Auf 224 Seiten nimmt die seit 1991 in Paris lebende Journalistin die Hintergründe dieser Erfolgstory unter die Lupe. Die Popularität lasse sich nicht nur darauf zurückführen, dass Le Pen seit der Gründung der FN 1972 durch ihren Vater Jean-Marie Le Pen die prägende Familienideologie lebt und atmet. Das alleine wäre nicht genug, um so erfolgreich in die Fußstapfen des Familienoberhaupts zu treten und sich derart prägnant an der Spitze der FN zu behaupten.

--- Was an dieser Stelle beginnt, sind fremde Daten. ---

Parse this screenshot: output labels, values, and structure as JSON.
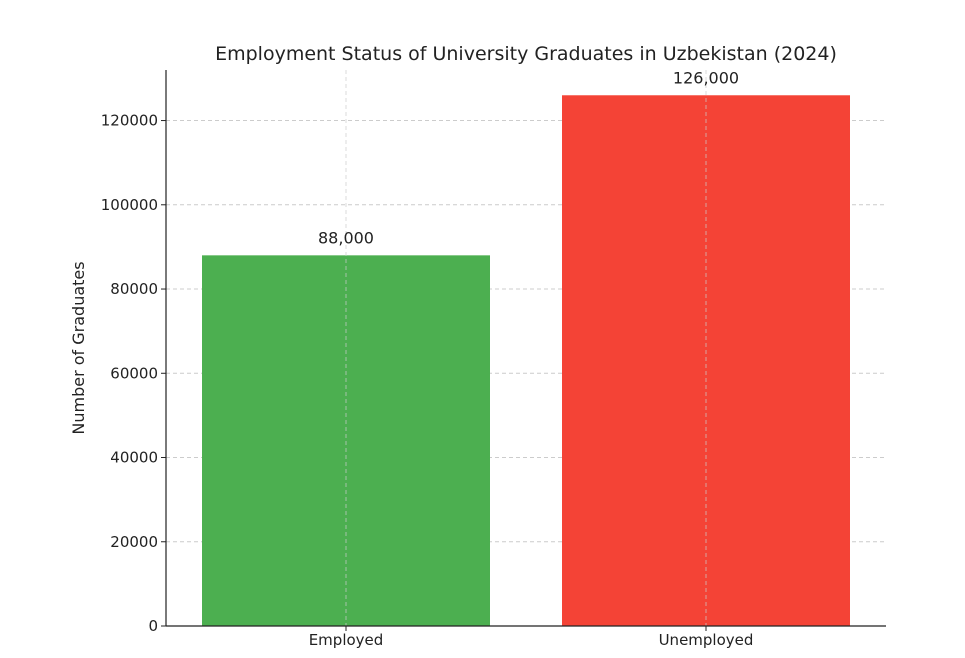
{
  "chart_data": {
    "type": "bar",
    "title": "Employment Status of University Graduates in Uzbekistan (2024)",
    "xlabel": "",
    "ylabel": "Number of Graduates",
    "categories": [
      "Employed",
      "Unemployed"
    ],
    "values": [
      88000,
      126000
    ],
    "data_labels": [
      "88,000",
      "126,000"
    ],
    "colors": [
      "#4caf50",
      "#f44336"
    ],
    "ylim": [
      0,
      132000
    ],
    "yticks": [
      0,
      20000,
      40000,
      60000,
      80000,
      100000,
      120000
    ],
    "ytick_labels": [
      "0",
      "20000",
      "40000",
      "60000",
      "80000",
      "100000",
      "120000"
    ],
    "grid": true,
    "grid_style": "dashed"
  }
}
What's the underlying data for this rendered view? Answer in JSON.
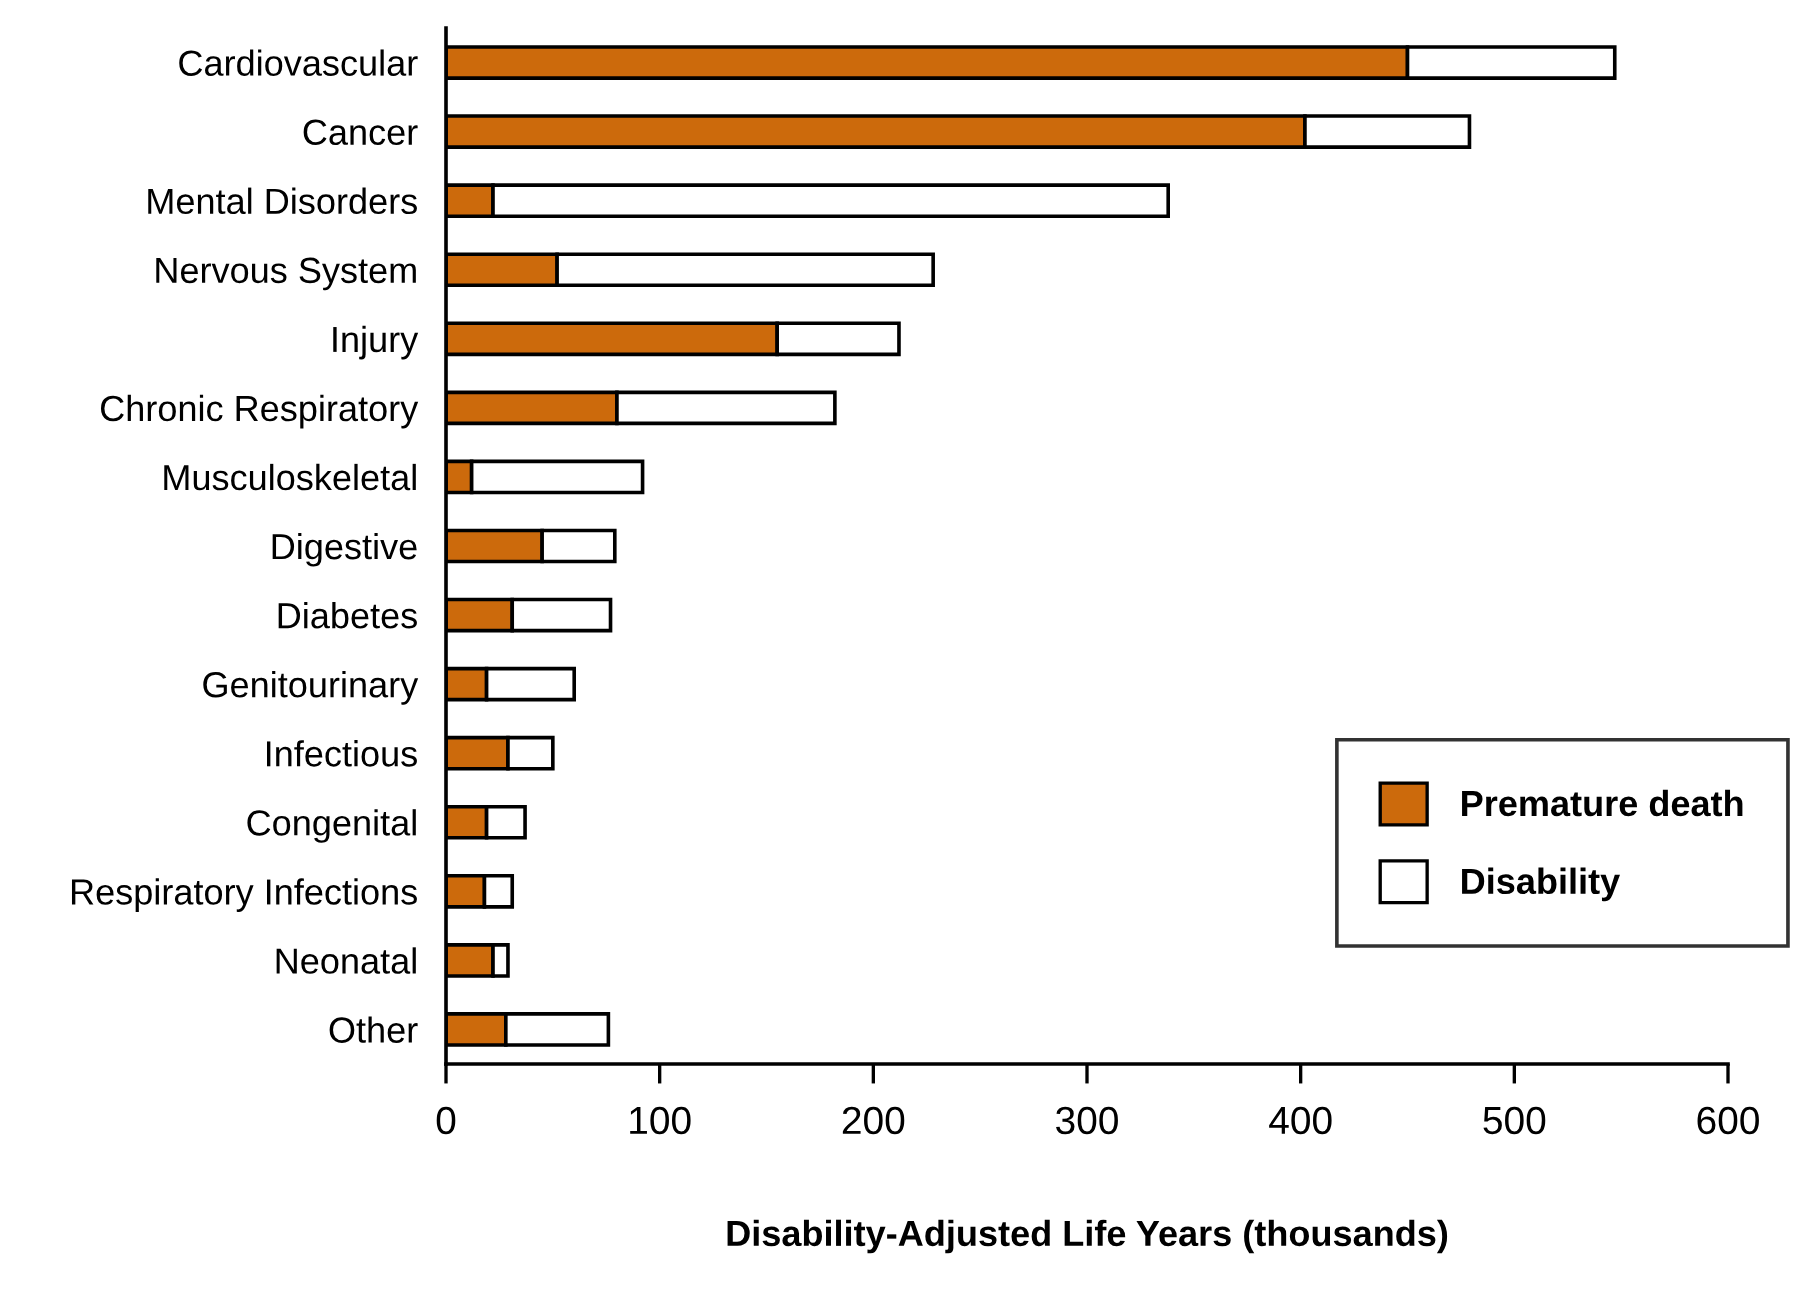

Marine Le Pen visiere vielmehr gezielt die Mitte der französischen Gesellschaft an und wisse sich und ihre Partei modern in Szene zu setzen.

Habe ihr Vater noch den Holocaust als Detail der Geschichte betitelt und seine politischen Gegner auch gerne mal „verfeuert“, distanziere sich Marine Le Pen vehement von solchen Ansichten. Sie war sogar gezwungen, ihren unverbesserlichen Vater, Parteigründer der FN, wegen „schwerer Verfehlungen“ auszuschließen.

„Viele Franzosen bezeichneten das als Vatermord“, analysiert Kuchenbecker. Doch mit dieser rigorosen Neuausrichtung sei ihr der erhoffte Sprung zur Massentauglichkeit gelungen. „Nun schmückt sie sich mit jüdischen Wählern und schwulen Parteigenossen,“ gebe sich vor laufenden Kameras raffiniert und präsidial zurückhaltend und bei eigenen Wahlveranstaltungen rhetorisch lautstark, simpel und kämpferisch. „Marine Le Pen ist es gelungen, aus einer angestaubten rechtsextremen Partei eine rechtspopulistische zu machen“, so Kuchenbecker. Gerne lasse sie sich als Populistin bezeichnen, suggeriert das doch eine mehrheitliche Unterstützung des Volkes.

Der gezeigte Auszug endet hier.